Today dissenting voices are being silenced in the social media during the last weeks of a major election campaign. The cancel culture associated with our social media is even being channeled to cancel the West. Duplicitous guardians of our citadels of learning have abandoned their calling as trustees of our intellectual treasury in order to settle ideological scores and earn political points. The upstart Silicon Valley tech empires of the last three decades are now arbiters of social mores and permissible expression. Increasingly, all that remains evident of the great fountainhead of our common culture is a lingering whiff of a near-empty bottle.

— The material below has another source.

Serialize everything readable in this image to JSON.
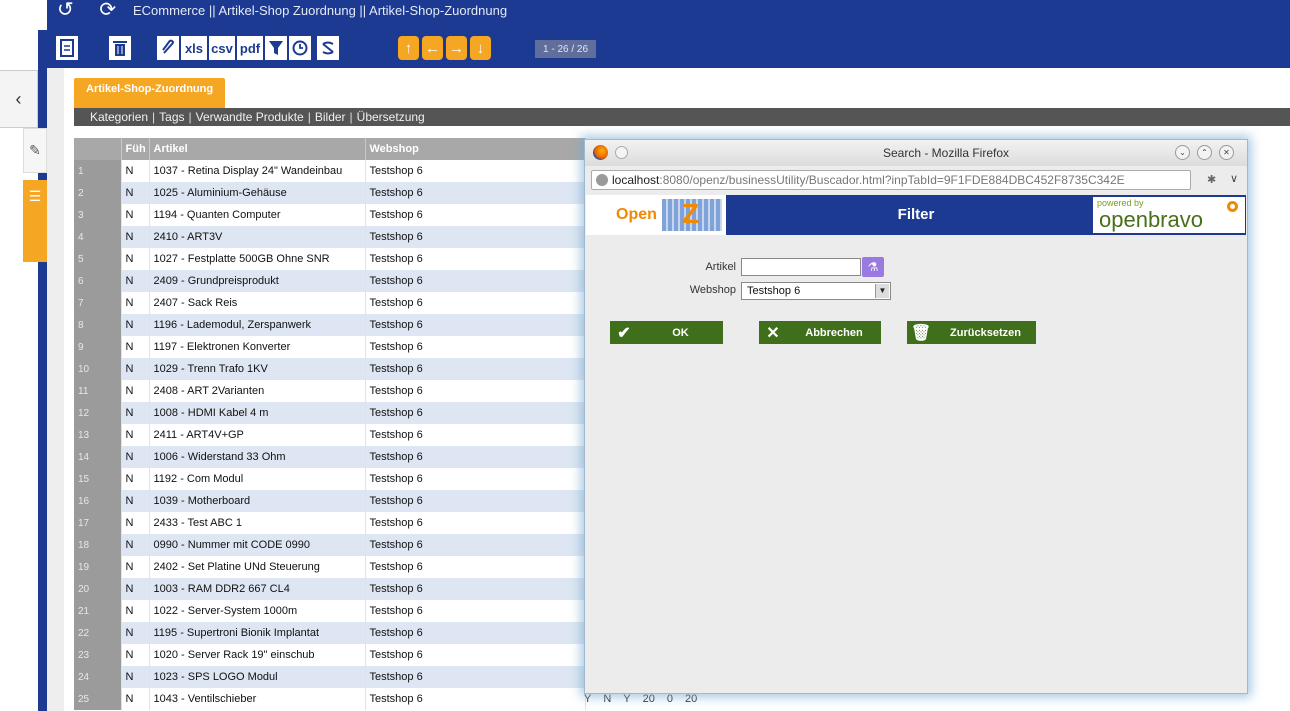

James Chowning Davies’s J-curve theory offers some insight as to what triggers political violence: “Revolutions are most likely to occur when a prolonged period of objective economic and social development is followed by a short period of sharp reversal.” Following a period of rising expectations, the sudden reversal of fortunes during the economic lockdown created a sense of “relative deprivation.” It should not be surprising under these circumstances that counterfeit forms of civil resistance should also arise. Authority is in bad odor. Following the death of George Floyd in Minneapolis while in police custody, widespread protests soon devolved into revolutionary violence. A subversive postmodern nihilism has long sought to dismantle the institutions that undergird the increasingly post-Christian West.
Just as the French Revolution triggered a pell-mell of institutional upheavals, and the 1960s spawned a hedonistic counterculture and radical chic, so today we see a network of well-organized political operatives, apologists, and shock troops that undercut the Constitution’s safeguards through the conversion of our liberties and safeguards into weapons. The price of our historical negligence is a loss of liberty. Amid a climate of fear associated with both the pandemic and the faux-politics of the endlessly litigated 2016 election, governors have assumed emergency powers, closed businesses, and ordered people to shelter-in-place while giving free rein to violent protestors; mayors and police chiefs have ordered the police to stand down; city councils have defunded their police departments; state and local officials have defied the president’s efforts to protect federal property; and radicals who set up crime-ridden autonomous zones may never be held legally accountable.
The key question then is which will prevail: politics—the art of persuasion and consensus-building—or despotism—the coercion of surrender and acquiescence?